Same thing happens in other areas of our life. We get up at the same time, we get ready and go to office in the same way; and work on our desk in the same way. We create routine in our life.
Routine is important in our life, and we start depending on it. It helps us to move with certainty. (Success trap – because we have succeeded in past in certain way, we think that’s the only way).
So when our routine is altered, we get stressed. We cannot accept or bear the change in routine. It happens in our family life also.
The routine is part of us and it is us. We forget that the world around us is changing. So we need to check in with our routine to see that the same pattern is still working the best for us.
This is same for the way we communicate with other people – set pattern of language, tone, or style of communicating. Some of these patterns are effective and therefore, we have succeeded.
However, we need to check whether these aspect of communication are still working the best for us.
REACTING is like an automated response. Something triggers a reaction. Deep within each of us, we store triggers and reactions. We react the way we have programmed ourselves to react. The concern is that it’s difficult to observe what our triggers are. Some our triggers and reactions we have developed over time, no longer work for us and can be actually be destructive.
Cindy’s story is not uncommon. She had set this belief. She had a set trigger to this belief. She would react in a set way. This pattern had been there for long time and mastered by Cindy.
Everyone has these patterns; everyone reacts to certain triggers that are built on certain beliefs. However, it is a choice – to react in this way. You learnt the behavior; you can change it as well.
Now think, if Cindy took a breadth and had four seconds of silence before reacting to her staff. That would change her pattern of behavior from one of reacting to one of responding. She would choose how she wished to respond, rather than falling back on her automated reaction.
One breadth could change the entire situation. Four seconds! Sounds too easy. It is easy. However, it is a choice.
Our pattern of beliefs fuels our triggers and our reactions. These patterns can be good. You may train yourself to get straight up when your alarm clock goes off in the morning and to put your running shoes on and go for a run. Running makes you feel fantastic. This pattern, the triggers, and your reaction, is working for you. It is helping you stick to a routine that makes you feel good.
But Cindy’s pattern is not working for her. She needs to be reprogrammed. She needs to respond to a situation.
Life is complex and there are many situations in every day where are confronted by something we have never done or thought before.
We need to respond in the moment. We cannot train ourselves to react to everything; this would mean that we are not living in the present moment. Being in the moment means you cannot bring the past into that moment.
A reaction is from your past. If we strive to be present when we are communicating with someone, then we won’t react to what they say.

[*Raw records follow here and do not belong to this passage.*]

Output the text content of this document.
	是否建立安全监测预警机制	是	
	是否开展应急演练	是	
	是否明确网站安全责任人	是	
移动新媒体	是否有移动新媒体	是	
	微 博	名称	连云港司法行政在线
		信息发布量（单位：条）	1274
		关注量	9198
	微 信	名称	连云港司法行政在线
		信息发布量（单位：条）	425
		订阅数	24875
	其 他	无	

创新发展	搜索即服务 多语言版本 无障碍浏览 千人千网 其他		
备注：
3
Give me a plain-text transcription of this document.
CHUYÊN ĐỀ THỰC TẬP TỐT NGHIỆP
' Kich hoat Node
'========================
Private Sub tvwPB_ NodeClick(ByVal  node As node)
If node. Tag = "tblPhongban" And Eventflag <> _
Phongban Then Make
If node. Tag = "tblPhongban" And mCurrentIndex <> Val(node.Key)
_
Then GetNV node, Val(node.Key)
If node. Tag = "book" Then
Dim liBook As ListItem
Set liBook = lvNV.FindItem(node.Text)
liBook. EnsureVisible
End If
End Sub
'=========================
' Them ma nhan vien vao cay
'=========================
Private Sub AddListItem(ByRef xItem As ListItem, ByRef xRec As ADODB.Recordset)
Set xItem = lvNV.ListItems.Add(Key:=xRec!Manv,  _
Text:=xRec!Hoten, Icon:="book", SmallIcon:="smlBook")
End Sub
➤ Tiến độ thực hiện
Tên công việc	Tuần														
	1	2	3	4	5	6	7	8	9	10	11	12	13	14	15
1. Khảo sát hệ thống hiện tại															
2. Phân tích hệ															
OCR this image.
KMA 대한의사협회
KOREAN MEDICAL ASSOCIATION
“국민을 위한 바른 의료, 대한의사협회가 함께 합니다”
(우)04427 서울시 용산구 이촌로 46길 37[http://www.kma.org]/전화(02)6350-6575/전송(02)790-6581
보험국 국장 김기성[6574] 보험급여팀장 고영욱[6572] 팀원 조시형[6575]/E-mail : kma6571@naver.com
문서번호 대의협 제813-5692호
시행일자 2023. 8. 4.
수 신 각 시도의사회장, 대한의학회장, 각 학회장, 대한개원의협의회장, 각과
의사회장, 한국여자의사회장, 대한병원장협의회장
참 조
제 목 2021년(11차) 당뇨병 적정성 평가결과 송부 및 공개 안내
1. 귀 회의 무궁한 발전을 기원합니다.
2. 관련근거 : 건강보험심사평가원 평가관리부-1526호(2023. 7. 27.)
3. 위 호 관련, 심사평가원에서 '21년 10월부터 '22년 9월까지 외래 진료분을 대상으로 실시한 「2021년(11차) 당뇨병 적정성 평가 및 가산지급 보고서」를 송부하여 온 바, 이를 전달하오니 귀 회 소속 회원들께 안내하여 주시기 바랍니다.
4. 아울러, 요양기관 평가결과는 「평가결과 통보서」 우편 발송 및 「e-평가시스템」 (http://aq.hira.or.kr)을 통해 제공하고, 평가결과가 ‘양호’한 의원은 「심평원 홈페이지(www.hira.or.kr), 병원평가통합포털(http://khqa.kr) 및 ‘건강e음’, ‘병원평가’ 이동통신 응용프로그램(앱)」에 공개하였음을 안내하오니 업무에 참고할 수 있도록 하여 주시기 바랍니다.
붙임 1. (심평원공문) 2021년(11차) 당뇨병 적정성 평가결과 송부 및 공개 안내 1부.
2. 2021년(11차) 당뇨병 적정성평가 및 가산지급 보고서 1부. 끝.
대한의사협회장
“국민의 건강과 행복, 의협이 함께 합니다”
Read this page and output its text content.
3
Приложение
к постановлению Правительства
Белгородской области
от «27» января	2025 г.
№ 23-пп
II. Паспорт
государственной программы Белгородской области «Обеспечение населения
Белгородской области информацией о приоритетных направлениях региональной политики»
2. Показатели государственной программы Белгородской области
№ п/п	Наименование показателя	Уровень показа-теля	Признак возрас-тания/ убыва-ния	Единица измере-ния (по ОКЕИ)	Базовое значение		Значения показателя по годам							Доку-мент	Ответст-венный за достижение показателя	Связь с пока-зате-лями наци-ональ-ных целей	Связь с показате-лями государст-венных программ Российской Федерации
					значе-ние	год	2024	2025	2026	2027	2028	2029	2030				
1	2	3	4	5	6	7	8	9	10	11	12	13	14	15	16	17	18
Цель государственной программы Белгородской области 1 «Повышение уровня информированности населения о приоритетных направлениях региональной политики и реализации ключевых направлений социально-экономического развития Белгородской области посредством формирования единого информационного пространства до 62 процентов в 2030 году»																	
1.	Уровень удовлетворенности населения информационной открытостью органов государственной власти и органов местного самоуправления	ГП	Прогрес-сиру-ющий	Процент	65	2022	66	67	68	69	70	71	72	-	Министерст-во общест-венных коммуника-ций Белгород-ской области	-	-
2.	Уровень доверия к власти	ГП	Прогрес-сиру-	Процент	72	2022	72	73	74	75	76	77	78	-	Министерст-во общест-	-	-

The first step is to uncover what we are reacting to (negative feeling). Sometimes we suppress our feelings and cover up with another feeling. When we feel tired or stressed, we try to change what we are doing – say we go for shopping, eat something, watch television. But this way, emotion will be growing stronger inside and an even bigger reaction will occur anytime. Denying ourselves the time to feel our emotions means that we store them up. We live in the storage department of our life, taking stock, feeling how angry tired or stressed we are.
And, convincing ourselves that the person sitting opposite us is totally to blame.
Enjoying life, having a fulfilling life, is about experiencing life and responding to it as it comes along.
Reacting to our triggers is not living in the moment.